No es por nada, pero es necesario precisar la gran diferencia:
El Chapo Guzmán Loera estaba en un penal federal y ella, La Maestra, al no ser considerada de igual peligrosidad, depende de un reclusorio bajo supervisión directa del gobierno del Distrito Federal (GDF).
A falta de las grandes facilidades dadas a El Chapo Guzmán, ella invocó sus derechos de anciana –70 años– para pedir su reclusión domiciliaria.
Se la iban a dar, pero ella se equivocó.
Cometió el error de hacer declaraciones y asegurar que regresaría a pelear el liderazgo del Sindicato Nacional de Trabajadores de la Educación (SNTE), porque cree que fue privada de él indebidamente.
No podía permitirse agitar más al gremio magisterial.
Entonces vino la orden de retenerla.
AQUEL RETO PARA EXIGIR POSICIONES
Elba Esther Gordillo no recuperará su libertad pronto.
Sus abogados pueden hacer cuanto quieran, pero seguirán las acusaciones, los autos de formal prisión, las impugnaciones y mil acciones más con las cuales nuestro tortuoso sistema penal decide la suerte de injustos y justos.
Ojo: no se trata de defender a la señora Gordillo.
Simplemente de informar de hechos y ella sabe los antecedentes.
Sabe, por ejemplo, cuando firmó la alianza del Partido Nueva Alianza (Panal, de su propiedad en aquellos tiempos) para las votaciones de 2012 y presionó para colocar a sus incondicionales.
Su yerno Fernando González como candidato a senador por Sinaloa, su hija Mónica Arriola Gordillo también senadora por Chiapas…
Y así.
Cuando de plano Luis Videgaray no pudo negociar, hubo una reunión de Enrique Peña Nieto con sus principales colaboradores cuando un ayudante informó:
–Candidato, lo busca la señora Gordillo.
Diálogo de casi media hora y un rompimiento definitivo:
–Vamos a deshacer la alianza con el Panal.
Se deshizo y todo lo demás es sabido:
Se le detuvo cuando, proveniente de San Diego, llegó a Toluca para cenar en el Distrito Federal con un gobernador amigo suyo y preparar su viaje al día siguiente a Guadalajara para organizar el paro nacional magisterial contra la reforma educativa.
Conocida esta historia, hay cárcel para Elba Esther Gordillo por varios años más.

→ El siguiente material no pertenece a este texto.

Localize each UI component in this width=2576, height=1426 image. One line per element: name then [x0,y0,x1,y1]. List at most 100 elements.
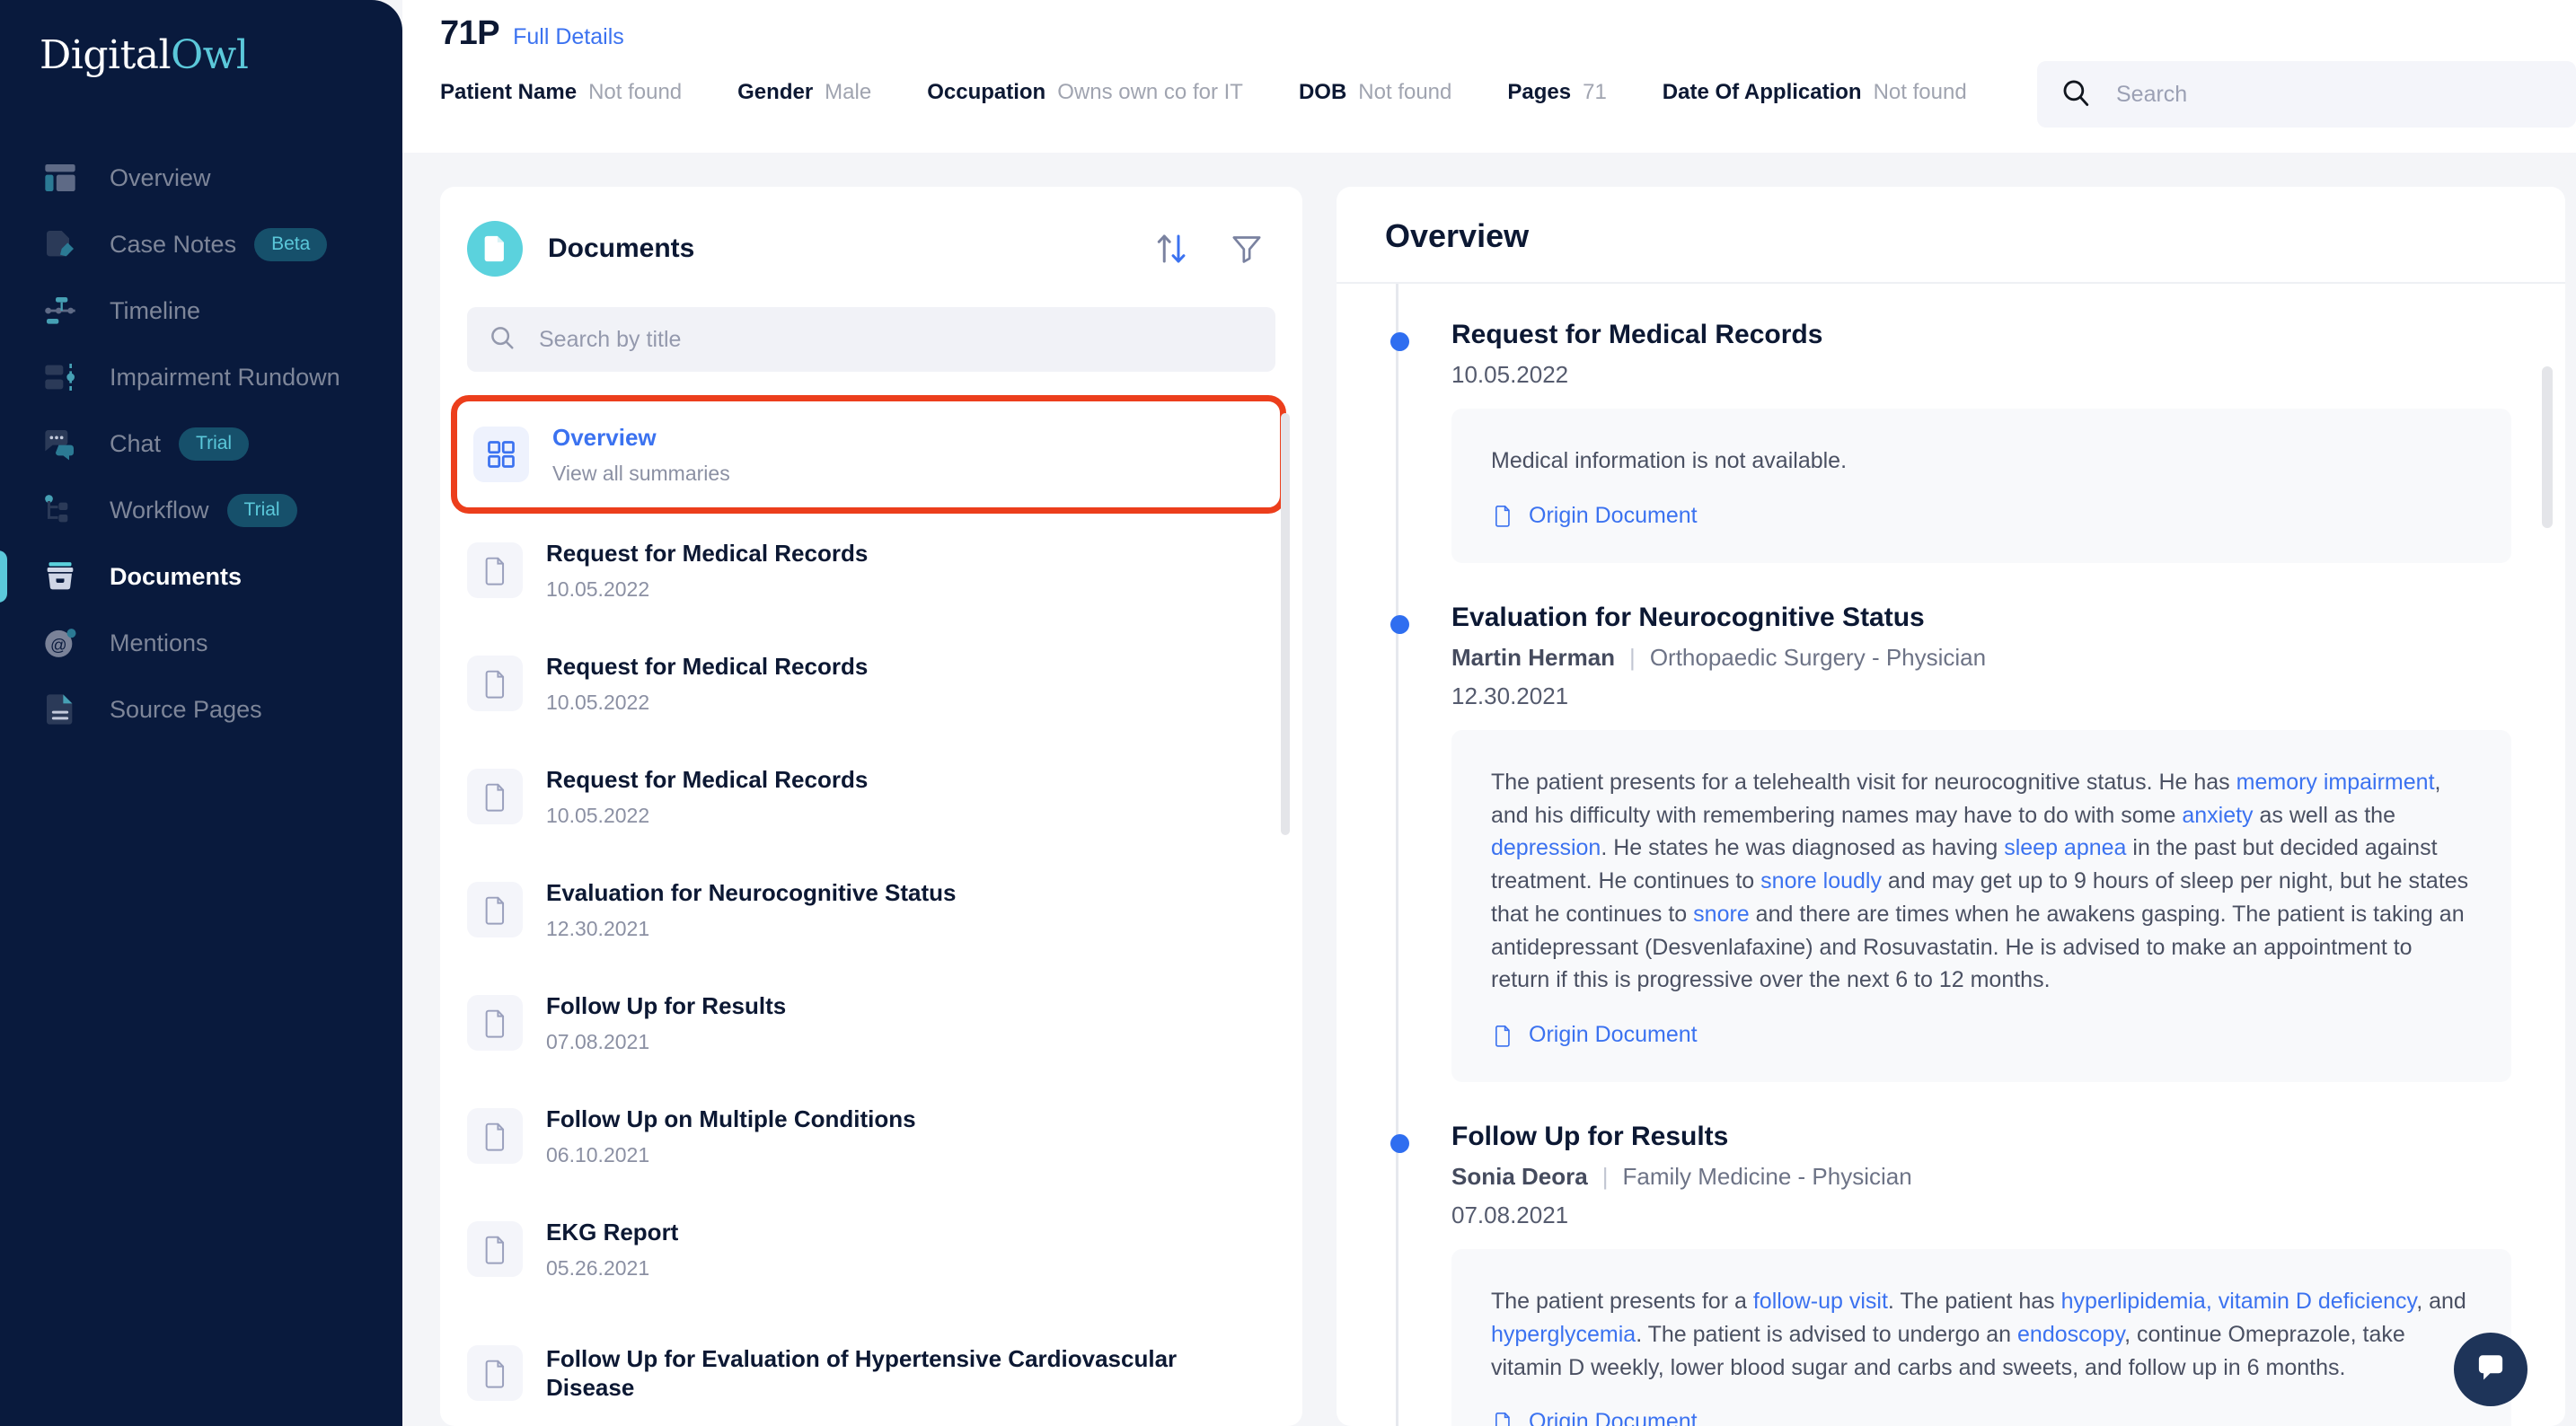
sidebar-badge-trial: Trial [226,493,297,527]
list-item[interactable]: Evaluation for Neurocognitive Status 12.… [440,853,1302,966]
meta-key: Date Of Application [1662,80,1862,104]
list-item-subtitle: View all summaries [552,461,730,485]
overview-panel-title: Overview [1385,217,1530,254]
list-item-overview[interactable]: Overview View all summaries [451,395,1286,514]
list-item-text: Follow Up for Results 07.08.2021 [546,991,786,1054]
layout-icon [40,157,81,198]
sidebar-nav: Overview Case Notes Beta Timeline Impair… [0,145,402,743]
document-icon [467,882,523,937]
sidebar-item-workflow[interactable]: Workflow Trial [0,477,402,543]
brand-logo-part2: Owl [171,32,249,78]
body-highlight[interactable]: snore [1693,902,1750,927]
brand-logo-part1: Digital [40,32,172,78]
app-root: DigitalOwl Overview Case Notes Beta Time… [0,0,2576,1426]
list-item-subtitle: 12.30.2021 [546,916,650,940]
body-highlight[interactable]: endoscopy [2017,1322,2124,1347]
list-item-text: Request for Medical Records 10.05.2022 [546,765,868,828]
body-highlight[interactable]: sleep apnea [2004,835,2126,860]
sort-icon[interactable] [1153,230,1191,268]
timeline-entry-body: The patient presents for a telehealth vi… [1491,766,2470,997]
meta-value: Not found [1358,80,1452,104]
body-segment: The patient presents for a telehealth vi… [1491,769,2236,795]
document-icon [467,656,523,711]
meta-key: Pages [1507,80,1572,104]
meta-patient-name: Patient Name Not found [440,80,682,105]
overview-scrollbar[interactable] [2542,366,2553,528]
documents-search-input[interactable]: Search by title [467,307,1275,372]
meta-key: Gender [737,80,814,104]
filter-icon[interactable] [1229,231,1265,267]
list-item-title: Request for Medical Records [546,540,869,568]
top-header: 71P Full Details Patient Name Not found … [402,0,2576,153]
origin-document-label: Origin Document [1529,502,1698,528]
list-item[interactable]: Follow Up for Results 07.08.2021 [440,966,1302,1079]
body-highlight[interactable]: depression [1491,835,1601,860]
content-area: Documents Search by title Overview View … [402,153,2576,1426]
sidebar-badge-beta: Beta [254,227,328,261]
sidebar: DigitalOwl Overview Case Notes Beta Time… [0,0,402,1426]
origin-document-link[interactable]: Origin Document [1491,1409,2470,1426]
list-item[interactable]: EKG Report 05.26.2021 [440,1193,1302,1306]
chat-widget-button[interactable] [2454,1333,2527,1406]
page-icon [40,689,81,730]
divider: | [1601,1163,1609,1190]
full-details-link[interactable]: Full Details [513,24,624,50]
list-item[interactable]: Follow Up for Evaluation of Hypertensive… [440,1306,1302,1426]
timeline-entry-heading: Follow Up for Results [1451,1122,1729,1151]
list-item[interactable]: Request for Medical Records 10.05.2022 [440,627,1302,740]
sidebar-item-label: Mentions [110,629,208,656]
body-highlight[interactable]: follow-up visit [1753,1289,1888,1314]
documents-panel: Documents Search by title Overview View … [440,187,1302,1426]
origin-document-link[interactable]: Origin Document [1491,1022,2470,1048]
list-item[interactable]: Request for Medical Records 10.05.2022 [440,514,1302,627]
list-item-subtitle: 07.08.2021 [546,1029,650,1053]
meta-date-of-application: Date Of Application Not found [1663,80,1967,105]
timeline-entry-heading: Request for Medical Records [1451,320,1823,349]
grid-icon [473,427,529,482]
sidebar-item-overview[interactable]: Overview [0,145,402,211]
sidebar-item-impairment-rundown[interactable]: Impairment Rundown [0,344,402,410]
documents-panel-title: Documents [548,233,695,263]
body-highlight[interactable]: hyperglycemia [1491,1322,1636,1347]
document-icon [1491,504,1514,527]
global-search[interactable]: Search [2037,61,2576,128]
sidebar-item-source-pages[interactable]: Source Pages [0,676,402,743]
search-icon [489,324,516,356]
workflow-icon [40,489,81,531]
archive-box-icon [40,556,81,597]
document-icon [1491,1024,1514,1047]
body-highlight[interactable]: memory impairment [2236,770,2435,795]
list-item-title: EKG Report [546,1219,679,1246]
sidebar-item-timeline[interactable]: Timeline [0,277,402,344]
timeline-entry-author: Sonia Deora [1451,1163,1588,1190]
sidebar-item-case-notes[interactable]: Case Notes Beta [0,211,402,277]
list-item-text: Follow Up on Multiple Conditions 06.10.2… [546,1105,916,1167]
body-segment: . The patient has [1887,1289,2061,1314]
overview-timeline: Request for Medical Records 10.05.2022 M… [1337,284,2565,1426]
body-segment: Medical information is not available. [1491,448,1848,473]
documents-panel-actions [1153,230,1265,268]
sidebar-item-chat[interactable]: Chat Trial [0,410,402,477]
timeline-dot-icon [1390,1134,1409,1153]
timeline-entry-date: 12.30.2021 [1451,682,1569,709]
sidebar-item-label: Timeline [110,296,201,324]
body-highlight[interactable]: snore loudly [1760,868,1882,893]
list-item-subtitle: 06.10.2021 [546,1142,650,1166]
documents-panel-header: Documents [440,187,1302,277]
meta-occupation: Occupation Owns own co for IT [927,80,1243,105]
body-highlight[interactable]: hyperlipidemia, vitamin D deficiency [2061,1289,2417,1314]
sidebar-item-mentions[interactable]: @ Mentions [0,610,402,676]
body-highlight[interactable]: anxiety [2182,803,2253,828]
origin-document-link[interactable]: Origin Document [1491,503,2470,529]
search-placeholder: Search [2116,81,2188,107]
meta-pages: Pages 71 [1507,80,1606,105]
documents-list-scrollbar[interactable] [1281,413,1290,835]
sidebar-item-label: Chat [110,429,162,457]
sidebar-item-documents[interactable]: Documents [0,543,402,610]
list-item[interactable]: Request for Medical Records 10.05.2022 [440,740,1302,853]
list-item[interactable]: Follow Up on Multiple Conditions 06.10.2… [440,1079,1302,1193]
list-item-text: Request for Medical Records 10.05.2022 [546,652,868,715]
body-segment: . He states he was diagnosed as having [1601,835,2005,861]
sidebar-item-label: Workflow [110,496,209,524]
list-item-title: Overview [552,424,657,452]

GANAN OPERADORES DE TRIPLE PLAY
Las cifras no mienten.
Las inversiones de los operadores del triple play –telefonía móvil, internet y televisión de paga– han provocado la disminución del poder preponderante del telecomunicaciones (América Móvil), pero falta mucho por equilibrar la competencia.
El ejemplo más reciente es Izzi, pues en menos de un año ha cimentado su estrategia de llamadas ilimitadas y mayor velocidad de banda ancha en 25 localidades y un millón de clientes.
A este hecho se agrega la proyección de Televisa de consolidarse como competidor con capacidad nacional para restarle, junto con otros operadores, un poco más de poder a Teléfonos de México (Telmex).
La ambición es mucha: dos millones de usuarios en un centenar de localidades y beneficios con más de cuatro mil 500 millones de pesos.
Esto obliga a grandes inversiones para dar cobertura, pero sobre todo compromete a los comisionados del Instituto Federal de Telecomunicaciones (IFT) a resolver por competencia y a favor de los usuarios.
Operadores y usuarios agradecerán a comisionados del Instituto de Gabriel Contreras si actúan en consecuencia.